Says Bonnie, “Brenda Brown was Nate’s second grade teacher, and she really brought out how much knowledge he had. She really tried to expand what he knew. She really did a lot to bring it all together. We’ve had some of the greatest teachers who have pushed developing science with him.”
Nate has wanted to be a scientist since he was in pre-kindergarten. Bonnie says that he stood up in his first pre-k class and stated in a most manner-of-fact voice, “My name is Nate Saunders and I want to be a scientist.”
The tyke has always been interested in science — he counts Albert Einstein and Isaac Newton among his role models — and Bonnie further points out that he is interested in “tiny science, micro things.”
Younger brother Daniel, even at the age of 7 and who is also gifted, has decided to be an engineer.
“Daniel loves science, too,” says Bonnie, “but he wants to be an engineer. He likes to build things. He’s also a social butterfly, but Nate, not so much.”
Bonnie also points out that Daniel is a “superhero” fan.
“Every day he’s a different superhero and loves it,” she says.
On the trip to Oklahoma, the family dined at Supper Heroes, a unique restaurant in Alabama that focuses on comic book heroes, among them Captain America, Superman, Spiderman, and Batman.
“We try to promote Nate and Daniel’s imaginations as much as possible, both of them,” says Bonnie. “We really try to promote them being close, try to let them know how much they need each other.”

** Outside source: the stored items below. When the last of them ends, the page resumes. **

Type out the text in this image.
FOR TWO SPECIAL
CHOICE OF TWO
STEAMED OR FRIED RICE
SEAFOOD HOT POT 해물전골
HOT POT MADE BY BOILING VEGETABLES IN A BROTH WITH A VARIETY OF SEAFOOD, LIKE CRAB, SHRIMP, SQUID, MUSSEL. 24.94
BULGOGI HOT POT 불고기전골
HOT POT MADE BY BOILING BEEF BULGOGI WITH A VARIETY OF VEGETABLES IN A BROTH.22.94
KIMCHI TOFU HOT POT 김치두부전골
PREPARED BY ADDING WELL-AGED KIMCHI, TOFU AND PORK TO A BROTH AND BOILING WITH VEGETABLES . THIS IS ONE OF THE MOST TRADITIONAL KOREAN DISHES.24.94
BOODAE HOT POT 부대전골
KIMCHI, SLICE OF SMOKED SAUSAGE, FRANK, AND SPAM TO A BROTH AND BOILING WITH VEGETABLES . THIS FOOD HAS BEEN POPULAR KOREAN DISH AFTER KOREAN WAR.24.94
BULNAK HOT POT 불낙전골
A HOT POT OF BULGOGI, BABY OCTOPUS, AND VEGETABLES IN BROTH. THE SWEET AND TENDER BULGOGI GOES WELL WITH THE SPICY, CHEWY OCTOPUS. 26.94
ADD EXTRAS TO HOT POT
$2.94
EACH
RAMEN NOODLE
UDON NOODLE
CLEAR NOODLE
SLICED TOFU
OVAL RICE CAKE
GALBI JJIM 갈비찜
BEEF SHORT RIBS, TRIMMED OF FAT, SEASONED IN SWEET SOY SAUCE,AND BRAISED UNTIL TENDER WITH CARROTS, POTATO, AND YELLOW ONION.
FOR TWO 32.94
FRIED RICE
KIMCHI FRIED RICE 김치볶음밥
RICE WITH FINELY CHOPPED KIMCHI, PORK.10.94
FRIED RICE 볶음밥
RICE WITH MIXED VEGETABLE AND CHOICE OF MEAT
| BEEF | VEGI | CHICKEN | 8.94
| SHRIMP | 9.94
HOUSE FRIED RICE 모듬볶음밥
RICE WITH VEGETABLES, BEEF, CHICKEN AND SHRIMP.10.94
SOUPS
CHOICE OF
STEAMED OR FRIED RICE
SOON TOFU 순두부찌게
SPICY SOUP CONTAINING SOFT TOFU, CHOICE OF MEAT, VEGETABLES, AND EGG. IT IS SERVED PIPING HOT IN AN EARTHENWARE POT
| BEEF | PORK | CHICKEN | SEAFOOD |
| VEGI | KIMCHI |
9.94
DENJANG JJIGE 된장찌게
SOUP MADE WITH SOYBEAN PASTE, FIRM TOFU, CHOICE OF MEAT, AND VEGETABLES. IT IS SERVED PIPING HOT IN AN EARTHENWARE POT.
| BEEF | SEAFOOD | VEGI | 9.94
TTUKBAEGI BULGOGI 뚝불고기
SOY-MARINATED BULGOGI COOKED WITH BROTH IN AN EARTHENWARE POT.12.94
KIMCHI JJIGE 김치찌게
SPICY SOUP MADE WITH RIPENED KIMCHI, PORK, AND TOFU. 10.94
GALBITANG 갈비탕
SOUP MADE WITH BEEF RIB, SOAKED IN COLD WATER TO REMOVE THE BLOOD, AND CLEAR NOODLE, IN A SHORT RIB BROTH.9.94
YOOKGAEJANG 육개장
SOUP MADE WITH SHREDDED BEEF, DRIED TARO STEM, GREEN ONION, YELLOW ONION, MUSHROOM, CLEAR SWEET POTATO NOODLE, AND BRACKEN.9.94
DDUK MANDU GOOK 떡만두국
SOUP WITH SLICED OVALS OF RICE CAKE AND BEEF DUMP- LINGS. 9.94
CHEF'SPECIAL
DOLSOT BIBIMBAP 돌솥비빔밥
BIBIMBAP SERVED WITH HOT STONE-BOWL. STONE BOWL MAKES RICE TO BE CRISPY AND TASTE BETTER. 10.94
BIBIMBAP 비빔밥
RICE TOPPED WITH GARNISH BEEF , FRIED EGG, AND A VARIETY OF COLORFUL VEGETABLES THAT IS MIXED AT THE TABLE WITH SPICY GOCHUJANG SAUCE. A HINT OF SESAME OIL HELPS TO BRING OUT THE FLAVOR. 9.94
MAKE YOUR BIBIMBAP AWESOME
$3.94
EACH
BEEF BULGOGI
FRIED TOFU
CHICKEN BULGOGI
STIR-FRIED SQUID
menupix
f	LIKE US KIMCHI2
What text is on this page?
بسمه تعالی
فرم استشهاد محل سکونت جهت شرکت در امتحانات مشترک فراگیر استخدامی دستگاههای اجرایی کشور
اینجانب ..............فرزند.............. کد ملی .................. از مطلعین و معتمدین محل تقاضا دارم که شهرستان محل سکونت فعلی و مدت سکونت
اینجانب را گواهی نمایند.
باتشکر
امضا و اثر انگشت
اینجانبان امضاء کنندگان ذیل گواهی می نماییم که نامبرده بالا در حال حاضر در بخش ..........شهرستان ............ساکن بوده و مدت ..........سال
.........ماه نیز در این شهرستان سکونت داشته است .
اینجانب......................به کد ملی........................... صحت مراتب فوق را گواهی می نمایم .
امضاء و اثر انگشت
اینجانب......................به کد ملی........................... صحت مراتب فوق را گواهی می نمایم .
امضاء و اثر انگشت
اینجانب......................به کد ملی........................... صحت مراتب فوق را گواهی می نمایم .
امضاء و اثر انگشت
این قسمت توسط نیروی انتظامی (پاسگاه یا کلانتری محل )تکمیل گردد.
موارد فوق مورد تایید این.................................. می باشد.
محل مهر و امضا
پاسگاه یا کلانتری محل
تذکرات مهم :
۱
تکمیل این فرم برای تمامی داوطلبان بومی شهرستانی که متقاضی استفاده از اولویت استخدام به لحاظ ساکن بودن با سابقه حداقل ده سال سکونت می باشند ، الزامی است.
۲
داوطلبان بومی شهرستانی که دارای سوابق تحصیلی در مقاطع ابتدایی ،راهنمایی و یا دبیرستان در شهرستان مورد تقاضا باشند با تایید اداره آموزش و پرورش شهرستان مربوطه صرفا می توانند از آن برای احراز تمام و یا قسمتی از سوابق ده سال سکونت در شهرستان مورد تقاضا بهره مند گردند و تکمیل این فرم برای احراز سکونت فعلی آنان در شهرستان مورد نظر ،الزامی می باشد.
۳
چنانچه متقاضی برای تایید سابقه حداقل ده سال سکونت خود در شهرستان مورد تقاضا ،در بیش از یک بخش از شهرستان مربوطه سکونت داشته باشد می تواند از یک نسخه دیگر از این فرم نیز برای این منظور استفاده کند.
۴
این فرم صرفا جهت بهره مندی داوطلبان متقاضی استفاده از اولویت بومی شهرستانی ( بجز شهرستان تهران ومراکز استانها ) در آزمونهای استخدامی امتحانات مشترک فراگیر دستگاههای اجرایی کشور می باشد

Bonnie relates many stories about Nate but recalls one substitute teacher telling her that Nate is a “curious one” and always asking questions about everything.
She adds, “If you don’t have patience to answer those questions, he won’t fulfill what all he needs. And we make sure we take the time to answer his questions or find the answers if we don’t know them.”
Before Nate could even walk, he was already the budding scientist at not even a year old.
“It was my husband’s first Father’s Day,” Bonnie remembers. “He woke up on Sunday morning, and Nate had put Desitin, teabags, and cooking oil in the coffee pot. He was only nine months old. He’s always wanting to mix something to see what happens. He saw us making coffee, and he was trying to do it, too.”
The family does as much together as they can. They have a pool, so they swim a great deal, and they also enjoy playing games and often have game nights where they pull out the Scrabble or Monopoly board or the Twister mat.
Nathan and Bonnie are so family-oriented that they keep a huge bulletin board in their living room for everyone to see.
“I showcase the boys’ schoolwork throughout the year,” Bonnie explains. “I don’t take anything down until that school year is over. I just continue adding to the board, making a collage and stacking papers and projects along the way. We want the boys to know that we cherish all of their schoolwork and want them to know just how important all of it is to us.”
Nate and his family are looking forward to hopefully going back to the state Beta Club convention in Savannah and the national championships that will next year take place in Fort Worth, Texas.
Says Bonnie of her smarter-than-the-average-bear son, “He knows he’s a nerd, and we are a family of nerds, and that’s okay. Nerds are winners.”